Dean diagnoses what drives so many modern quasi-religious self-help schemes — neurosis, narcissism and buying someone else’s magic formula for happiness. Kondo adds a dash of exotic Eastern pixie dust to make it more appealing.
Most such quickie recipes are substitutes for religious faith, designed to fill the giant hole left by the absence of God in our culture and in our souls. They might work for a while, but they don’t cure the emptiness. Only God can do that.
Martha’s better idea
And when it comes to things — whether physical objects or daily habits — I offer an alternate role model to Kondo: The late, great missionary surgeon Martha Myers, who was shot dead in 2002 by a Muslim extremist at Jibla Baptist Hospital in Yemen.

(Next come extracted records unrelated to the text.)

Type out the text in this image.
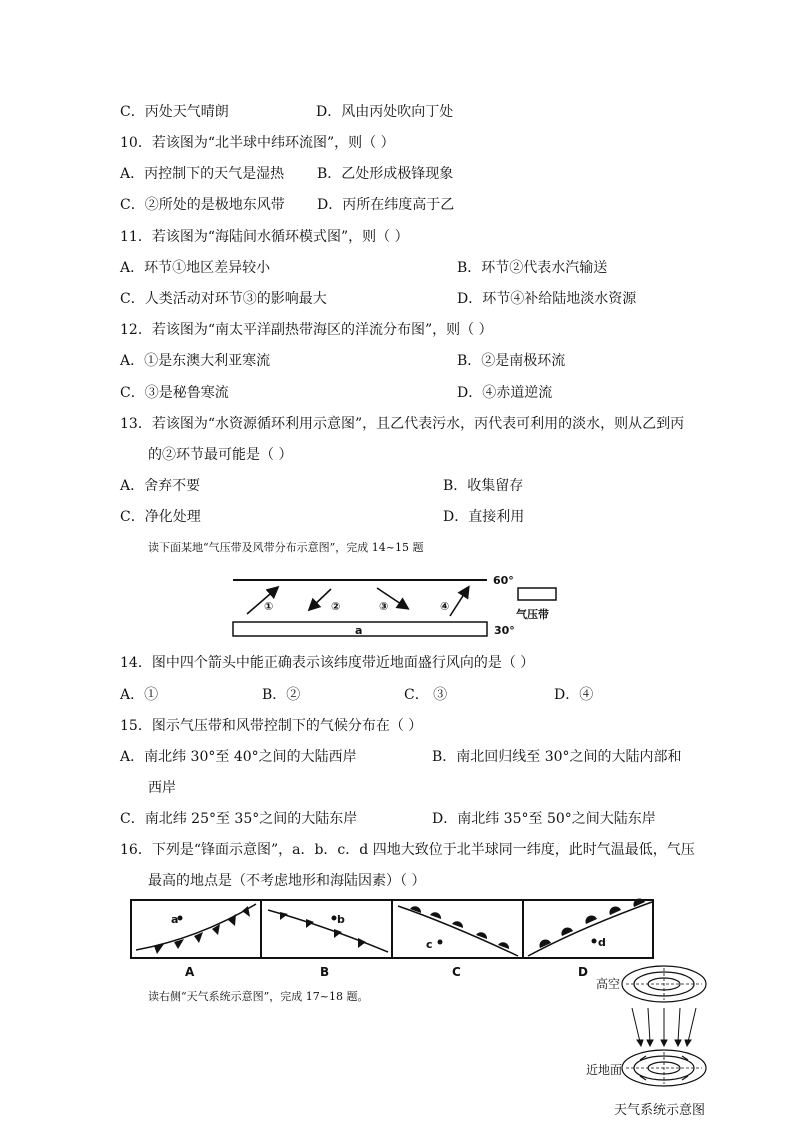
C．丙处天气晴朗	D．风由丙处吹向丁处
10．若该图为“北半球中纬环流图”，则（ ）
A．丙控制下的天气是湿热 B．乙处形成极锋现象
C．②所处的是极地东风带 D．丙所在纬度高于乙
11．若该图为“海陆间水循环模式图”，则（ ）
A．环节①地区差异较小	B．环节②代表水汽输送
C．人类活动对环节③的影响最大	D．环节④补给陆地淡水资源
12．若该图为“南太平洋副热带海区的洋流分布图”，则（ ）
A．①是东澳大利亚寒流	B．②是南极环流
C．③是秘鲁寒流	D．④赤道逆流
13．若该图为“水资源循环利用示意图”，且乙代表污水，丙代表可利用的淡水，则从乙到丙
的②环节最可能是（ ）
A．舍弃不要	B．收集留存
C．净化处理	D．直接利用
读下面某地“气压带及风带分布示意图”，完成 14~15 题
60°
30°
a
气压带
①	②	③	④
14．图中四个箭头中能正确表示该纬度带近地面盛行风向的是（ ）
A．①	B．②	C． ③	D．④
15．图示气压带和风带控制下的气候分布在（ ）
A．南北纬 30°至 40°之间的大陆西岸	B．南北回归线至 30°之间的大陆内部和
西岸
C．南北纬 25°至 35°之间的大陆东岸	D．南北纬 35°至 50°之间大陆东岸
16．下列是“锋面示意图”，a．b．c．d 四地大致位于北半球同一纬度，此时气温最低，气压
最高的地点是（不考虑地形和海陆因素）（ ）
a	b
c	d
A	B	C	D
读右侧“天气系统示意图”，完成 17~18 题。
高空
近地面
天气系统示意图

Myers performed countless surgeries over her many years of service and helped introduce public health and vaccines for children to the impoverished Middle Eastern land. But she sometimes drove her hospital colleagues to distraction with her flat refusal to put schedules and such above human relationships. She would disappear for weeks at a time into the Yemen countryside, where she shared the love of Christ with the many families she befriended over many years.
Myers’ motto: “Things don’t matter; people do.”
That’s a pretty good way to prioritize what “sparks joy” in life.
Erich Bridges, a Baptist journalist for more than 40 years, retired in 2016 as global correspondent for the Southern Baptist Convention’s International Mission Board. He lives in Richmond, Va.